Ecco spiegato perché Boarding House Reach sia così diverso dai precedenti Blunderbuss e Lazaretto, due album molto quadrati, perfettamente incanalati nella tradizione del Classic Rock e dell’Americana, fortemente influenzati da Nashville (città nella quale Jack White si è trasferito poco prima della fine del sodalizio artistico con Meg White), con tutti gli strumenti e gli arrangiamenti al posto giusto. Evidentemente, dopo aver vinto nel 2015 il Grammy per la Best Rock Performance con il singolo “Lazaretto”, Jack White deve aver temuto di essere entrato a tutti gli effetti a far parte della nomenclatura del Rock e di essere ormai percepito dal pubblico e dalla stampa specializzata come una sorta di difensore e continuatore della tradizione. Niente di più lontano dal vero, dal momento che il primo album dei The White Stripes, un’esplosiva miscela minimalista di Punk à la The Stooges e Blues, è stato un momento di rottura in un periodo dove le boy band e il Pop Punk la facevano da padroni.

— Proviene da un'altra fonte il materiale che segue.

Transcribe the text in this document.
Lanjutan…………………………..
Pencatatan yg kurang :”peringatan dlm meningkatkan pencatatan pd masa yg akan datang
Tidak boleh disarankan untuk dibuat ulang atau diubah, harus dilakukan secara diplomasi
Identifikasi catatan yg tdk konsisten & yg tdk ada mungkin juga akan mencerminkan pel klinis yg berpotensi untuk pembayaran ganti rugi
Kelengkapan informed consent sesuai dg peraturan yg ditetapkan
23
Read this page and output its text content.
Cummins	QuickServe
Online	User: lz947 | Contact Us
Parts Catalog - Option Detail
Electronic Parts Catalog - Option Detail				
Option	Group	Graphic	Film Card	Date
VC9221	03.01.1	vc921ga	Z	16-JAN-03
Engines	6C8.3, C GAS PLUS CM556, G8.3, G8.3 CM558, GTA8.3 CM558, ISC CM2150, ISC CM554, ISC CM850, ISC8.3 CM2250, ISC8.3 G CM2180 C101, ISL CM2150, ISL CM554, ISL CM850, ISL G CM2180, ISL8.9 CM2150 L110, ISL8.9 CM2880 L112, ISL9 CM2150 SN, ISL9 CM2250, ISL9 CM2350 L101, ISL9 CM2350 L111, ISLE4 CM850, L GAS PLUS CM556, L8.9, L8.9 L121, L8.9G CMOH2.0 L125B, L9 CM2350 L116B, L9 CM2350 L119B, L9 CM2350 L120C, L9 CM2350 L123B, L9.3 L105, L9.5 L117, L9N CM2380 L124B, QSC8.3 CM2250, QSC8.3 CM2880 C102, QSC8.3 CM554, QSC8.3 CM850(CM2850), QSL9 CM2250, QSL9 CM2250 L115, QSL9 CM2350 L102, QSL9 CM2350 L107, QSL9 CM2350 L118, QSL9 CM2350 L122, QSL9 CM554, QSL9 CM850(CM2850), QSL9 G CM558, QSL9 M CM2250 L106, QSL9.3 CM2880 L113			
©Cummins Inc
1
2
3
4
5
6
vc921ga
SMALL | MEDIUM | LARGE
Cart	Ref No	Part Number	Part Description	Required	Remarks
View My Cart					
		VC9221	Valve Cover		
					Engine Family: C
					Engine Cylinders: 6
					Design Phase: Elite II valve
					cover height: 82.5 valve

Frutto di un esperimento allo stesso tempo musicale e sociale – registrare un album in un lasso di tempo ristretto tra New York e Los Angeles (non la familiare Nashville, quindi) assieme a musicisti di estrazione Jazz e Hip Hop – Boarding House Reach è fortemente influenzato dai lavori di Jay-Z e Kanye West, così come i dischi di Kendrick Lamar sono stati una delle fonti di ispirazione di David Bowie durante la realizzazione di Blackstar. Ma se l’epitaffio del Duca Bianco era un album rigoroso e formalmente impeccabile, qui Jack White si lascia andare come il Kanye West più selvaggio, in un accumulo postmoderno di stili e generi, tanto che le uniche canzoni che si possono definire tradizionali sono solamente tre, “Connected by Love” (non a caso primo singolo), “Corporation” e “What’s Done is Done”, mentre le restanti dieci tracce sono un distillato di puro delirio sonoro. Per esempio, “Corporation” è un Funky sbilenco che sembra uscito da quei film Blaxploitation tanto amati da Quentin Tarantino; “Abulia and Akrasia” è uno Spoken Word con il bluesman australiano C.W. Stoneking; in “Ice Station Zebra” è come avere i The White Stripes sotto MDMA; “Everything You’ve Ever Learned” è un insistente tappeto di percussioni; “Respect Commander” sembra un pezzo di Beck uscito direttamente da Odelay; “Get in the Mind Shaft” è un recitato per vocoder e tastiere che sembra preso di peso da una colonna sonora Sci-Fi; “Humoresque” è un pezzo per piano e voce che si basa sulla settima parte dell’omonimo ciclo pianistico di Antonín Dvo?ák, con un testo aggiunto da Howard Johnson all’epoca di Tin Pan Alley, il tutto arrangiato come se fosse un brano dei Radiohead.
Vista la tanta carne messa sul fuoco da Jack White nel corso dei 44 minuti che compongono Boarding House Reach, è chiaro che il grande difetto dell’album non può che essere la sua forte eterogeneità. A differenza dei suoi modelli di riferimento, qui manca la maestosità che possiedono album come To Pimp a Butterfly e My Dark Twisted Fantasies, così come la loro capacità di essere contenitori che custodiscono canzoni molto diverse tra loro ma perfettamente collocate all’interno di una narrazione che le tiene insieme. Qui invece gli stili sono tanti, forse troppi, le declinazioni dei pezzi le più svariate e l’accumulo dei generi è fatto per contrasto e non per affinità, per cui l’ascoltatore finisce per trovarsi di fronte a un ottimo disco che però è tale solo sulla carta. Esauriti lo stupore e l’esaltazione delle settimane che seguono il primo ascolto, di Boarding House Reach si rischia di ricordare solo le eccentricità, per poi etichettarlo come il classico album che è facile ammirare ma poi è difficile amare.